The thing with PATHOS is that it doesn’t work if you overdo it. When your story’s ethos is a shaky house, and logic is supposed to be the support beam, all the emotional theatrics in the world can’t save it from collapsing. PATHOS here doesn’t just ruin the story—it ruins itself because the reader, the observer these emotions are pointed at like a hoplite formation, keeping the observer at the distance, checks out without diving deeper, because they feel that this will go on and on without improving (even if ironically things will improve, but I have my doubts here). You’ve got a house on fire (literally and figuratively), but instead of inviting me in to care, you’re screaming “LOOK HOW SAD THIS IS” until I stop caring altogether. It’s exhausting. By the time your MC yells “MY PARENTS ARE DEAD” (yes, in all caps, basically) towards some stranger that screams "exposition dumping character", I was already out the door emotionally.
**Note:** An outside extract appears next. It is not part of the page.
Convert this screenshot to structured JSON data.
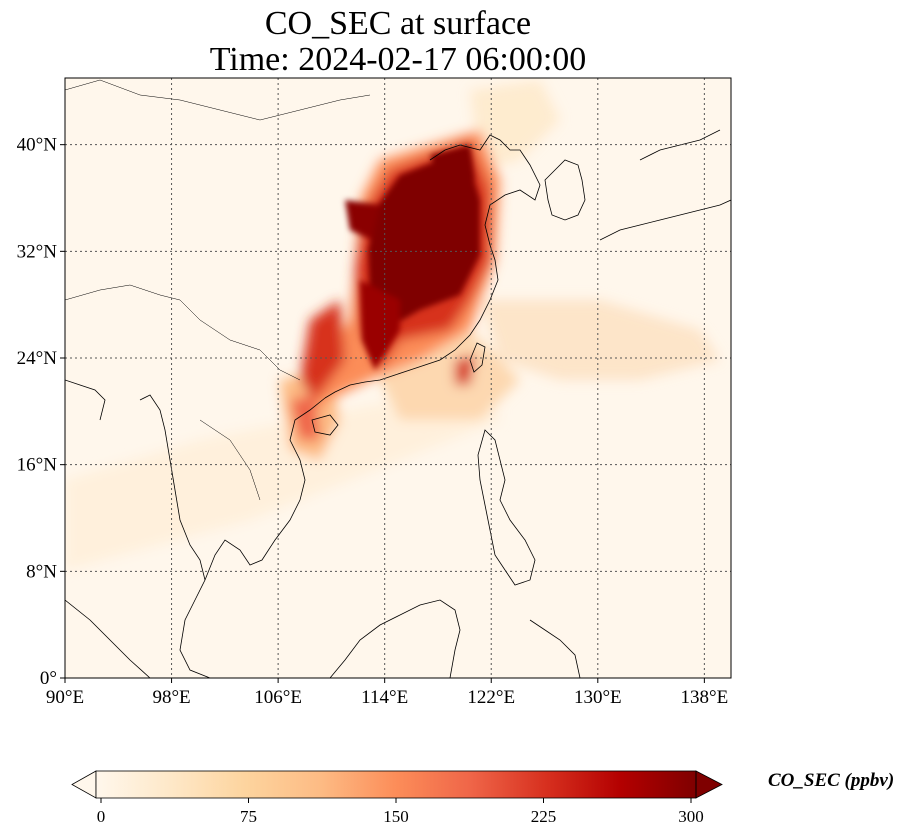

And yeah, there are technical issues here too. Can't forget about that. Pacing is a mess, you overemphasize boring things and gloss over important things, the dialogue is clunky enough that it feels like implied author didn't have emotional interactions with people while reading the depressing manwha, and the descriptions are so literal they read like stage directions. But honestly, those are the least of your problems. The biggest issue is that this story doesn’t try to convince me—at all—that it’s worth reading. It just assumes I’ll stick around because it’s tragic, as if tragedy is enough to make up for everything else that’s falling apart. It’s not. This isn’t a webnovel—it’s a first draft. A draft you should’ve kept locked away until you were ready to rewrite it with some actual effort and thought. But nope, here we are, and it’s out in the world for people to read without irony.